3.3.1 The Key to Lending: How to Assess Borrower Creditworthiness
On traditional lending platforms, the loan application process usually covers five steps: application, credit assessment, loan approval, loan issuance and repayment. Among them, the credit evaluation link is particularly important. Borrowers must prove that their income meets the standard and they have the ability to repay. During the evaluation process, the platform will conduct an in-depth investigation of the borrower’s credit history, including income, liabilities, and past repayment records, to ensure that the borrower has the ability to repay the loan. Only on this basis will the platform consider approving the loan application.
However, when you turn to DeFi lending platforms such as Aave or Compound, the situation changes. Due to their decentralized nature, most DeFi lending platforms do not have the KYC (Know Your Customer, Know Your Customer) procedures and risk assessment procedures of traditional banks, and they cannot investigate the credit status of borrowers through joint credit bureaus. In this case, you may be wondering, how will my credit be evaluated?
On the DeFi lending platform, you can prove your creditworthiness through reputation token proof. Reputation token is a credit system based on blockchain technology, which uses digital tokens to represent and quantify users’ reputation. The number of reputation tokens has become an important indicator for evaluating a user’s creditworthiness. The greater the number of tokens, the better the user’s reputation and corresponding improvement in credit rating, making it possible to obtain more loan lines on the DeFi lending platform.
However, the generation of reputation tokens relies on users’ transaction history and financial information, which may violate users’ privacy rights.
3.3.2 Evaluating borrower credit: reputation token based on ZK technology
ZK technology protects user privacy. The combination of ZK technology and reputation tokens can protect user privacy while maintaining and tracking their reputation in the network.
Users can use ZK technology to generate reputation tokens without disclosing historical transactions. On the one hand, users can generate proof of historical transactions based on ZK technology; on the other hand, the proof is verified by a smart contract (often called a reputation token generation contract), and reputation tokens can be generated if the verification passes.
In addition, on some DeFi lending platforms that require over-collateralization, reputation tokens can reduce mortgage requirements, thereby solving the problem of over-collateralization and improving market liquidity. And the application of reputation tokens based on ZK technology is not limited to DeFi lending platforms, it can also be widely used in insurance, medical subsidies and other fields.
4. Summary and Outlook
This article explores the various application scenarios of ZK technology to achieve privacy protection in DeFi, especially its potential in resisting front-running transactions, liquidity manipulation, and lending. In the process of exploring DeFi, we face multiple challenges, especially issues related to privacy and security. Privacy challenges in the DeFi ecosystem are a key issue, and ZK technology provides a unique solution that not only enhances privacy protection, but also improves transaction efficiency and security. If you want to introduce ZK technology into your DApp, please contact Salus.

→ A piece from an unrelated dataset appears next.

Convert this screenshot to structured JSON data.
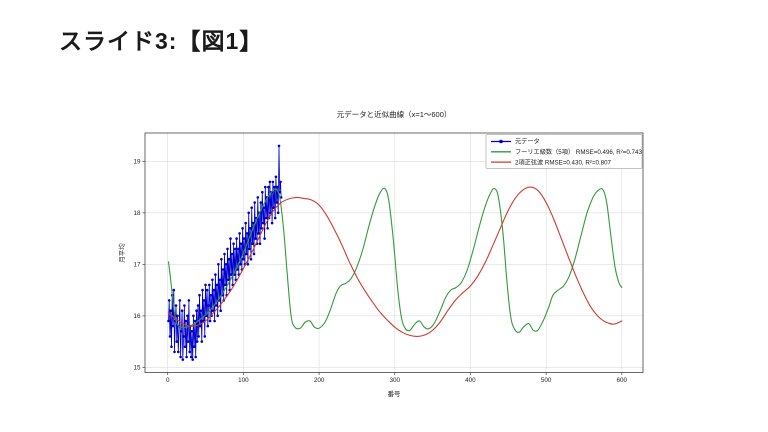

Looking to the future, ZK technology may be applied in deeper DeFi fields, such as liquidity staking, derivatives protocols, real-world assets, insurance, etc. Salus focuses on researching and exploring the application of ZK technology in DeFi and other Ethereum application layer projects. We sincerely invite blockchain researchers, technology developers and all professionals in the web3 field around the world to work with us to promote the in-depth development and widespread application of ZK technology to drive the development of DeFi and even the entire industry.